Em virtude dos dados analisados pela ferramenta ainda estarem restritos aos acontecimentos ocorridos até setembro de 2021, diversas nuances contextuais não serão avaliadas. O que pode ser agravado pelo fato de que os contextos específicos (como, por exemplo, condição financeira, realidade pessoal e familiar de um denunciado por fraude) também não serão tomados como base caso não sejam apresentados pelo usuário, de forma detalhada e imparcial, à plataforma.

Não há como não se falar de tecnologias e análises de informações sem citar os riscos referentes à privacidade e segurança da informação. Ao utilizar ferramentas como o ChatGPT, todos os dados coletados e fornecidos à ferramenta deverão ser precedidos de processos que garantam a devida segurança e conformidade aos padrões estabelecidos pela Lei Geral de Proteção de Dados (Lei nº 13.709/2018).

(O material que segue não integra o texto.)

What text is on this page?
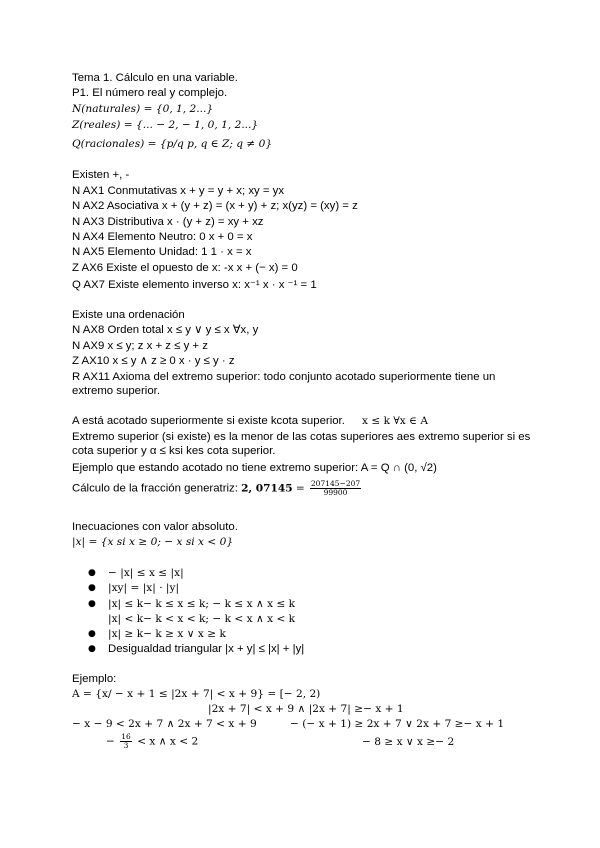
Tema 1. Cálculo en una variable.
P1. El número real y complejo.
N(naturales) = {0, 1, 2...}
Z(reales) = {... − 2, − 1, 0, 1, 2...}
Q(racionales) = {p/q p, q ∈ Z; q ≠ 0}
Existen +, -
N AX1 Conmutativas x + y = y + x; xy = yx
N AX2 Asociativa x + (y + z) = (x + y) + z; x(yz) = (xy) = z
N AX3 Distributiva x · (y + z) = xy + xz
N AX4 Elemento Neutro: 0 x + 0 = x
N AX5 Elemento Unidad: 1 1 · x = x
Z AX6 Existe el opuesto de x: -x x + (− x) = 0
Q AX7 Existe elemento inverso x: x⁻¹ x · x ⁻¹ = 1
Existe una ordenación
N AX8 Orden total x ≤ y ∨ y ≤ x ∀x, y
N AX9 x ≤ y; z x + z ≤ y + z
Z AX10 x ≤ y ∧ z ≥ 0 x · y ≤ y · z
R AX11 Axioma del extremo superior: todo conjunto acotado superiormente tiene un
extremo superior.
A está acotado superiormente si existe kcota superior. x ≤ k ∀x ∈ A
Extremo superior (si existe) es la menor de las cotas superiores aes extremo superior si es
cota superior y α ≤ ksi kes cota superior.
Ejemplo que estando acotado no tiene extremo superior: A = Q ∩ (0, √2)
Cálculo de la fracción generatriz: 2, $07145 = \frac{207145-207}{99900}$
Inecuaciones con valor absoluto.
|x| = {x si x ≥ 0; − x si x < 0}
● − |x| ≤ x ≤ |x|
● |xy| = |x| · |y|
● |x| ≤ k− k ≤ x ≤ k; − k ≤ x ∧ x ≤ k
|x| < k− k < x < k; − k < x ∧ x < k
● |x| ≥ k− k ≥ x ∨ x ≥ k
● Desigualdad triangular |x + y| ≤ |x| + |y|
Ejemplo:
A = {x/ − x + 1 ≤ |2x + 7| < x + 9} = [− 2, 2)
|2x + 7| < x + 9 ∧ |2x + 7| ≥− x + 1
− x − 9 < 2x + 7 ∧ 2x + 7 < x + 9	− (− x + 1) ≥ 2x + 7 ∨ 2x + 7 ≥− x + 1
− $\frac{16}{3} < x$ ∧ x < 2	− 8 ≥ x ∨ x ≥− 2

Em um primeiro momento, os cuidados referentes à privacidade e segurança dos dados pessoais e empresariais deverão partir da própria instituição, ou seja, antes da utilização de qualquer ferramenta, a empresa deverá adotar, por padrão, sistemas e procedimentos que assegurem o adequado tratamento aos dados em sua posse, garantindo o respeito necessário em todas as etapas da utilização destas informações, isto é, desde o momento da coleta, até o armazenamento e posterior descarte.

Já em uma segunda etapa, a análise de segurança e privacidade deverá se voltar ao próprio ChatGPT, vez que a inclusão de dados pessoais e informações relacionadas à empresa em uma plataforma terceira poderá colocar em risco o tratamento adequado destes dados. A respeito deste ponto, ao ser perguntado sobre a utilização dos dados inseridos em perguntas de usuários, o ChatGPT alega que:

“Essas interações são anônimas e os dados são usados apenas para fins de treinamento e desenvolvimento. As informações são processadas em grande escala e misturadas com as de muitos outros usuários para garantir que os dados pessoais não sejam identificáveis e que sua privacidade seja protegida. É importante lembrar que, apesar de eu usar suas perguntas para melhorar meu treinamento, eu não as armazeno nem as compartilho com terceiros.”

(transcrição da resposta fornecida pelo ChatGPT à pergunta “Minhas perguntas são utilizadas para o seu treinamento?”).

Apesar da resposta fornecida pela plataforma, a existência da possibilidade de que as informações inseridas por usuários (como planilhas apresentando dados de colaboradores e informações sensíveis de uma empresa) serão realmente utilizadas somente para o treinamento da ferramenta ou, ainda, não serão destinadas à terceiros ou armazenadas em seu banco de dados, deve ser levada em consideração pelas empresas usuárias desta tecnologia.

Em reforço à esta cautela, empresas como a Microsoft [3], proibiram seus colaboradores de utilizarem ferramentas de inteligência artificial para a correção de erros gramaticais automática em e-mails, sob a justificativa de que estes softwares podem ter acesso a informações confidenciais transmitidas nos e-mails corrigidos.

No entanto, estes riscos não devem ser impeditivos ao uso de ferramentas como o ChatGPT, mas sim fatores de análise e atenção que deverão ser observados no uso destas aplicações, garantindo que seus benefícios possam ser desfrutados, assegurando os fatores necessários para a privacidade e proteção de dados pessoais ou informações confidenciais da empresa.

Ao observar cada um destes pontos, sejam eles positivos ou negativos, a aplicabilidade desta nova tecnologia no dia a dia deverá ser avaliada pela própria empresa, de modo que a ferramenta não seja incorretamente “vulgarizada”, mas também não seja utilizada de forma generalizada e sem o devido controle.

Por fim, estamos convictos de que a regulação normativa e o controle existente sobre essas tecnologias deve passar, necessariamente, por um modelo de “Compliance by Design”, já que o exercício de controle sobre vieses reprováveis e preconceituosos, ou será realizado pela utilização de novos sistemas de detecção que utilizam própria Inteligência Artificial como suporte, ou por meio de um processo de regulação em que a própria disponibilização da IA possa garantir (Compliance by Design), aos seus usuários, a segurança que dela se espera.